Al Cafetero

Expats.cz take a look at this small cafe with ambitious coffee

Suchi Rudra

Written by Suchi Rudra
Published on 15.06.2009 09:50 (updated on 15.06.2009)

Karel Gregor´s visions of coffee do not normally include sugar and milk—additives that he says “destroy” the pure taste of coffee. This is serious coffee we are talking about here, coffee that has a “floral aroma” and is best drunk from a wide-mouthed cup, which allows the coffee to breathe. Since opening Al Cafetero six months ago with his wife Antonia, Karel has been satiating customers´ curiosity and palates with his extensive knowledge of coffees. You might just call him a sommelier of coffee.

Before Karel, a Prague native, crossed over into the entrepreneurial world, he managed Café Savoy for three years, where he picked up the subtleties of fine food and drink preparation and service. His wife, who hails from Slovakia, was working in the hotel industry for several years, where she herself learned the tricks of the fine dining trade.

“What we like is something that is unusual, and so that is what we offer, unusual products. We aren´t commercial at all,” Karel says about their café philosophy.

What makes this a true “coffee-lover´s” paradise, as the café´s Spanish name implies, is its unique coffee-making procedures. Al Cafetero, on Blanicka Street, is reportedly one of two places in the Czech Republic that offers its patrons the vacuum pot (or siphon) cup of coffee, a 200-year old method that is highly popular in Japan.

“I love this vacuum pot method, because it really is like a ritual, like the Japanese tea ceremony,” Antonia says. “You can feel something with your eyes and your mouth.”

But not only will Karel prepare your coffee uniquely and right at your table while he explains the meaning behind the magic, he can also offer you ten unique types of coffee beans to choose from.

Karel and Antonia have teamed up with La Boheme, who exclusively provides the café with the highest quality chocolates, wines and, of course, coffee beans that are freshly roasted right in Prague. The café´s offerings include organic beans from Ethiopia and also the most expensive coffee bean in the world, from Indonesia—Kopi Luwak. For 1,800 CZK, you will be the proud owner of 250 grams of this most rare bean, which is also produced in a rather unusual way that the owners gladly explain to their patrons.

On the less expensive side, all of the other coffees, teas, chocolates and wines on the menu are available for purchase. One especially popular product purchased by customers is the Czech produced Babicka Tea, which comes in 14 different atypical flavors.

“If we serve something here, we want to sell it for the home as well,” Karel says.

Not to worry if you do like your coffee with those interfering ingredients of milk and sugar—the menu still retains the traditional favorites like cappuccinos and lattes. And to temper down the caffeine buzz, you can order from a delicious variety of light dishes, including grilled Tuscan style vegetables, salads, fresh Italian and Spanish cheeses and hams, and of course desserts.
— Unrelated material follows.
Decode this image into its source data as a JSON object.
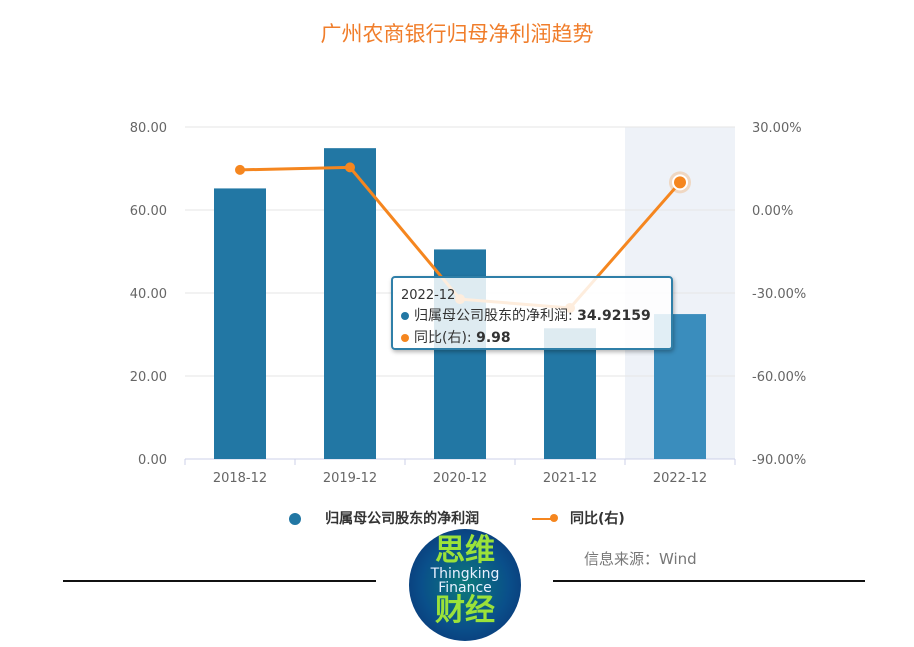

Antonia´s homemade tiramisu, created from a generations-old Italian family recipe, has already been declared to be the best tiramisu in town—not an exaggerated claim by any means.

The café duo has decided to run their business entirely on their own, without hiring any staff. Al Cafetero is open daily from 8.30 until 21.30 (or when the last customers leave), but closed on the weekends, allowing the owners some time off and a chance to return refreshed with more inspiring coffee ideas.

“It´s very personal here, very much a family feeling, you can feel like you are at home,” Karel said. Antonia was initially unsure about the café´s location on a calm side street, away from a nearby high way that would have given them plenty of visibility. But the owners never wanted to become a tourist attraction either, and are happy to be a place for locals and expats who call Prague home.

The café certainly does have a sense of home, seating only 25 people indoors, with room for six more on the three sidewalk tables. But its living room-like space is cozy and unobtrusively decorated. A couple of cushy sofas lean against the back wall, a solid “coffee table” is planted before each sofa, where coffee demonstrations or business meetings (the café has free wifi) take place. To aid in the pure coffee experience, the café is non-smoking, something that might be highly appreciated by some of the expat community. The music is smooth and light but still has a bit of a kick, just like the tiramisu here. Upon the walls, a few framed diagrams and sketches from the late 1800s and early 1900s depict the technical details of several various coffee making processes.

A visit to Al Cafetero is essentially like a visit to a live exhibition of coffee, an exhibition that you can partake of and also learn a lot from. And Karel and Antonia will be your most obliging tour guides, offering samples, souvenirs and a friendly chat.